DEARBORN - Have you ever looked at the hem on a piece of clothing? It prevents the fabric from unraveling – a concept that also works in the automotive industry.
The process of hemming seals the inner and outer panels of hoods, deck lids, doors and sun roofs on vehicles by folding over the outside walls of the panels, first at a 45 degree angle that is then flattened out. The hemmer die’s function is to hold the inner and outer panels (outer is underneath and inner is on top) and then stamp down on the outer flange. Hemming is a very critical part of the overall quality of a vehicle, because if the hem is not correct, the vehicle lines will not look right.
“This is the first time the Dearborn Tool and Die Plant (DTD) will be trying out hemmer dies,” said Terry Henning, plant manager, DTD. “This will help eliminate the hand-off and allow for body construction to have full ownership of the process under one roof. This is one vital step of our goal of producing Best in World closure panels”
“The main goal of starting to tryout hemmer dies at DTD is to improve the overall process,” said Ken Schmidt, tryout manager, DTD. “Now we can get instant feedback. We can have the inner and outer panels hemmed right on site and see how they are fitting. Also, the quality increases immensely.”
Schmidt also noted that communication between the body shop and the body construction will improve 100 percent.
This initial tryout has been done with body construction, engineering and Dearborn Tool & Die personnel. The body construction team, led by Marc Foresi, commodity supervisor for Ford Vehicle Operations, have been very instrumental in driving this initiative.
Right now, there are two die makers working on the tryout of the hemmer die.
“These UAW workers will follow the hemmer die down to Louisville Assembly Plant to help launch the die in the plant,” Henning explained. “We have never sent people to travel with the die to the production plant where they own the job and it is their responsibility.
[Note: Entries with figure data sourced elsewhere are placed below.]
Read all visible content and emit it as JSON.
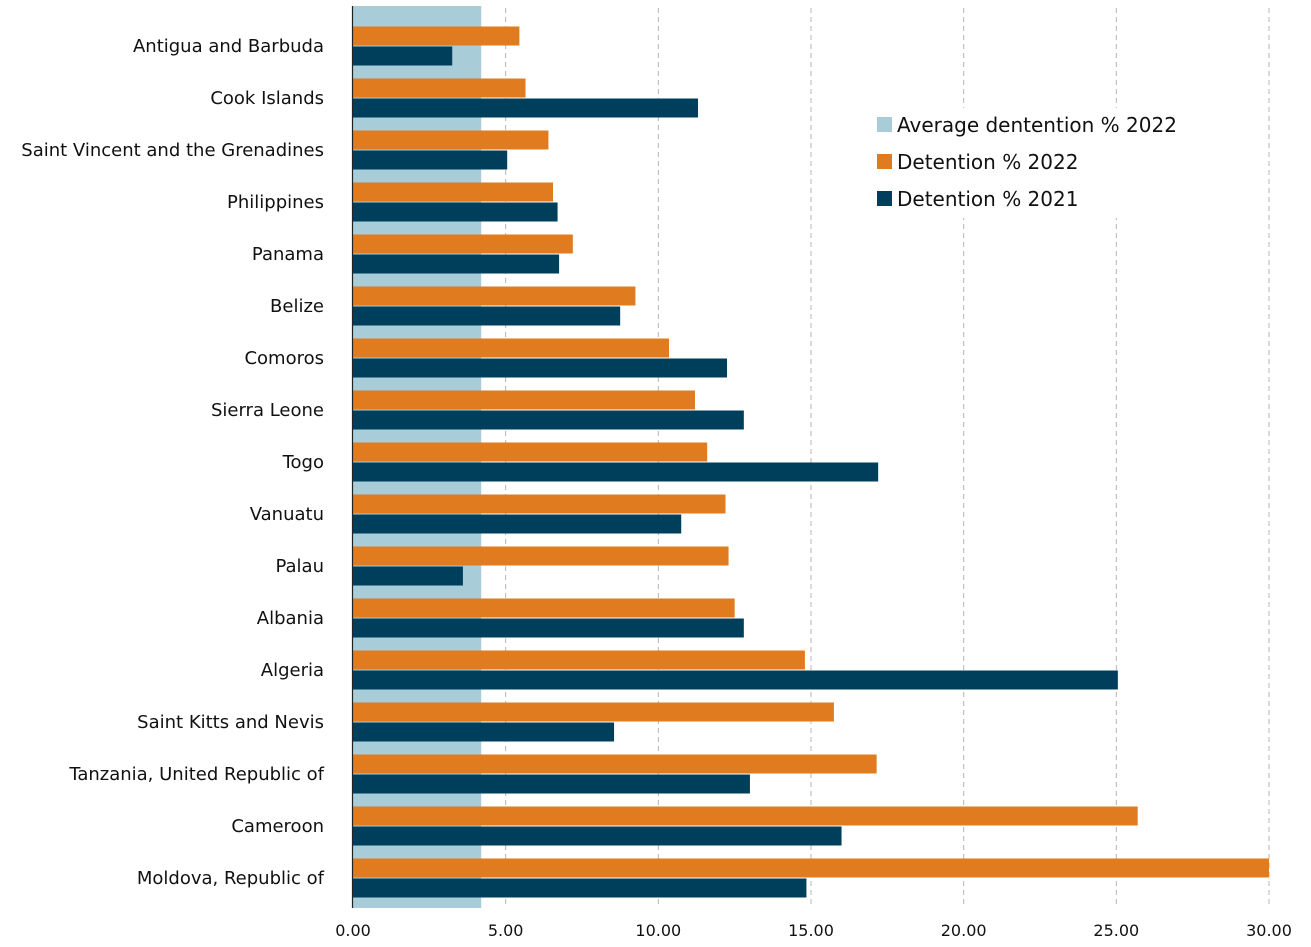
{
  "chart_data": {
    "type": "bar",
    "orientation": "horizontal",
    "categories": [
      "Antigua and Barbuda",
      "Cook Islands",
      "Saint Vincent and the Grenadines",
      "Philippines",
      "Panama",
      "Belize",
      "Comoros",
      "Sierra Leone",
      "Togo",
      "Vanuatu",
      "Palau",
      "Albania",
      "Algeria",
      "Saint Kitts and Nevis",
      "Tanzania, United Republic of",
      "Cameroon",
      "Moldova, Republic of"
    ],
    "series": [
      {
        "name": "Average dentention % 2022",
        "color": "#a9cdd8",
        "value": 4.2,
        "style": "background-band"
      },
      {
        "name": "Detention % 2022",
        "color": "#e07b1f",
        "values": [
          5.45,
          5.65,
          6.4,
          6.55,
          7.2,
          9.25,
          10.35,
          11.2,
          11.6,
          12.2,
          12.3,
          12.5,
          14.8,
          15.75,
          17.15,
          25.7,
          30.0
        ]
      },
      {
        "name": "Detention % 2021",
        "color": "#003f5c",
        "values": [
          3.25,
          11.3,
          5.05,
          6.7,
          6.75,
          8.75,
          12.25,
          12.8,
          17.2,
          10.75,
          3.6,
          12.8,
          25.05,
          8.55,
          13.0,
          16.0,
          14.85
        ]
      }
    ],
    "xlim": [
      0,
      30
    ],
    "xticks": [
      "0.00",
      "5.00",
      "10.00",
      "15.00",
      "20.00",
      "25.00",
      "30.00"
    ],
    "grid": "vertical dashed",
    "legend": "top-right"
  }
}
This is a testament to the upscale work these UAW workers do here at this plant.”
Once the panels are hemmed together, the now married panels are put onto an assembly gauge. This mimics the entire build and the die makers are able to see the quality of the assembly.
Currently, DTD is still in the try-out stage with the hemmer dies using a mechanical press to test everything out. The possibility exists for DTD to build the hemmer dies. DTD is getting a production hemmer press to simulate the assembly plant environment. This will improve the quality of the dies in real-world situations.
“This is another way that the plant is going further with Ford to help insource the work, utilize the UAW workers skills and increase the quality for launch,” Henning said.
DTD is the only tool and die facility Ford owns in the United States.